Universal three-body bound states in mixed dimensions beyond the Efimov paradigm

Abstract: The Efimov effect was first predicted for three particles interacting at an $s$-wave resonance in three dimensions. Subsequent study showed that the same effect can be realized by considering two-body and three-body interactions in mixed dimensions. In this work, we consider the three-body problem of two bosonic $A$ atoms interacting with another single $B$ atom in mixed dimensions: The $A$ atoms are confined in a space of dimension $d_A$ and the $B$ atom in a space of dimension $d_B$, and there is an interspecies $s$-wave interaction in a $d_{\rm int}$-co-dimensional space accessible to both species.

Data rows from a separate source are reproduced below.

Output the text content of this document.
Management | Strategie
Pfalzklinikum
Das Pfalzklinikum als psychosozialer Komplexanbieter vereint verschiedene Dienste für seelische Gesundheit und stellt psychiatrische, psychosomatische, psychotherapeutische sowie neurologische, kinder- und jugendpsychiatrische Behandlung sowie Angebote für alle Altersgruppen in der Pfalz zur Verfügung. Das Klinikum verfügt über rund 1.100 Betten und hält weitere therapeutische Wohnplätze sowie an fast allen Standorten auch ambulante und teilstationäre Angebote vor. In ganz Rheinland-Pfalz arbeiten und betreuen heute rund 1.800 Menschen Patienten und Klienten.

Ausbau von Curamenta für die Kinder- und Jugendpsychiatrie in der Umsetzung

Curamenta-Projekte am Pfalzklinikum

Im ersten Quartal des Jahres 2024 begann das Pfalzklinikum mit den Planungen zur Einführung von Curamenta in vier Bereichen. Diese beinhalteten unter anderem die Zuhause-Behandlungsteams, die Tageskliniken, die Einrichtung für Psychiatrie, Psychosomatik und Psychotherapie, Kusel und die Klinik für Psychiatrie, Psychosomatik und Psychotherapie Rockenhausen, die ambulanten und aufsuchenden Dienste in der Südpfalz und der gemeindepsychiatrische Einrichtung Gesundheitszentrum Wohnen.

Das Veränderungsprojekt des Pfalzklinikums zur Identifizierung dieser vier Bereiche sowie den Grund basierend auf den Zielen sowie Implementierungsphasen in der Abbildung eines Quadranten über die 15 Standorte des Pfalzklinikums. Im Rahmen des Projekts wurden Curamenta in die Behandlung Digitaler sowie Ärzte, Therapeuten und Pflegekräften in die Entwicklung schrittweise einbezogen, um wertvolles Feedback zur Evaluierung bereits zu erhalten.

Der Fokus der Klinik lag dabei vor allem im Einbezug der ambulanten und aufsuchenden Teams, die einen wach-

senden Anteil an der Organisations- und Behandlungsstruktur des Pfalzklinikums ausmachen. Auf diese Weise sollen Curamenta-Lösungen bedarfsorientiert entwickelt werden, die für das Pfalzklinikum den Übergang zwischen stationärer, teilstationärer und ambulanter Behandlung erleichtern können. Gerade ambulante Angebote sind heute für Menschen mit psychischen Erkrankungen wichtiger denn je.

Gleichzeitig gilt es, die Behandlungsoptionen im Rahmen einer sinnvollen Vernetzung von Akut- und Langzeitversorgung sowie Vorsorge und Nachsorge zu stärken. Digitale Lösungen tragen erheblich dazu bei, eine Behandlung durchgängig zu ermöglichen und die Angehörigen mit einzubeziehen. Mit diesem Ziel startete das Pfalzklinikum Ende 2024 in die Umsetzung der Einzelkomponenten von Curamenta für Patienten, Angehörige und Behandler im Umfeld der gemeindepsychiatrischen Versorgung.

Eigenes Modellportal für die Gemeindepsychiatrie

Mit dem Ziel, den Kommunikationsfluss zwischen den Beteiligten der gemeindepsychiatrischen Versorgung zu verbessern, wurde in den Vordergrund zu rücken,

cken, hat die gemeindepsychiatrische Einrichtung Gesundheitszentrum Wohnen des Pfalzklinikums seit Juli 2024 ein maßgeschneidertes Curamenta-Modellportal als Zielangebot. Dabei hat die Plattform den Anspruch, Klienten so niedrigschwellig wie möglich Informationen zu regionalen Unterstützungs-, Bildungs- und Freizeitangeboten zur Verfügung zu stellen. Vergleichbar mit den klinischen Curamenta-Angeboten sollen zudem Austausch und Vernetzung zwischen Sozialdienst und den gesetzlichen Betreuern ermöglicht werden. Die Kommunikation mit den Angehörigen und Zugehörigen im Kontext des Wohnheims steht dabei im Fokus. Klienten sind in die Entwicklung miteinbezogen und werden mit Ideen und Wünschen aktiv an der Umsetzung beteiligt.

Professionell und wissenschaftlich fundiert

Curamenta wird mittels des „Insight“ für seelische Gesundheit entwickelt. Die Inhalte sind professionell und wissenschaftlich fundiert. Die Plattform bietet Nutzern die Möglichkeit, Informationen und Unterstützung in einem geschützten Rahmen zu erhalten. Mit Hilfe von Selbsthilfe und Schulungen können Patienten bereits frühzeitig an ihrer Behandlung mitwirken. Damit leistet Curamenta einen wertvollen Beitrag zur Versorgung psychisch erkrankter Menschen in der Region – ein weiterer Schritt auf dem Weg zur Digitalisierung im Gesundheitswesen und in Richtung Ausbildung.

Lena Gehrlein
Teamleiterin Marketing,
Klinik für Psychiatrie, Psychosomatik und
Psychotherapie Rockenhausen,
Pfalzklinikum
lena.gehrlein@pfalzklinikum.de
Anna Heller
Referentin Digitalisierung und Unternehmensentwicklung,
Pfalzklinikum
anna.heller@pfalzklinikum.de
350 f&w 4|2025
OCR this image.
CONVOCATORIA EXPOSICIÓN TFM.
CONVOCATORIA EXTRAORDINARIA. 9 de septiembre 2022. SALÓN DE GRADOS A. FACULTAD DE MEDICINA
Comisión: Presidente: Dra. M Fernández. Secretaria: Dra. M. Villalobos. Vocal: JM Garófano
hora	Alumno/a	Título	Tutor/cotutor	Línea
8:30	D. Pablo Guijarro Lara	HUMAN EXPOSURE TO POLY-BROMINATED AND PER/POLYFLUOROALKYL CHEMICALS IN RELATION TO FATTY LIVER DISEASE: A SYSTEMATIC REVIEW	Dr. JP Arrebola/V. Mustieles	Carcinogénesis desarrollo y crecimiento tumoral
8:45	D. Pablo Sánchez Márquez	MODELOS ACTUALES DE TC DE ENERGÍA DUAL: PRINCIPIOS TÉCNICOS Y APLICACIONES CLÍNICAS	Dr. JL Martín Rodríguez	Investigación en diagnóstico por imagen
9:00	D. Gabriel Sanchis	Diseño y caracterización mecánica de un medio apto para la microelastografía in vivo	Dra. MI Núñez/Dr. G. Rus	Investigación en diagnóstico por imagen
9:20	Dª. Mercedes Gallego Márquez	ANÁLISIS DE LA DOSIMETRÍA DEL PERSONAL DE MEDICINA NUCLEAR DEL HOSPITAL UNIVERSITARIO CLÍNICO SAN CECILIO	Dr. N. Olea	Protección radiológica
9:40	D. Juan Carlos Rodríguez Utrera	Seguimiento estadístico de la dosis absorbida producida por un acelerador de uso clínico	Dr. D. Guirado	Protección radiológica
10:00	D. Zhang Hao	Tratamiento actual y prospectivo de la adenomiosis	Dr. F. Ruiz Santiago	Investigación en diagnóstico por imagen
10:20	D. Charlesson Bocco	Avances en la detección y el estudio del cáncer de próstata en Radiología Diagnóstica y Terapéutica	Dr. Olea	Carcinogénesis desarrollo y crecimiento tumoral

We find that when the $s$-wave interaction is tuned on resonance, there emerge an infinite series of universal three-body bound states for ${d_A,d_B,d_{\rm int}}={2,2,0}$ and ${2,3,1}$. Going beyond the Efimov paradigm, the binding energies of these states follow the scaling $\ln|E_n|\sim-s(n\pi-\theta)^2/4$ with the scaling factor $s$ being unity for the former case and $\sqrt{m_B(2m_A+m_B)}/(m_A+m_B)$ for the latter. We discuss how our mixed dimensional systems can be realized in current cold atom experiment and how the effects of these universal three-body bound states can be detected.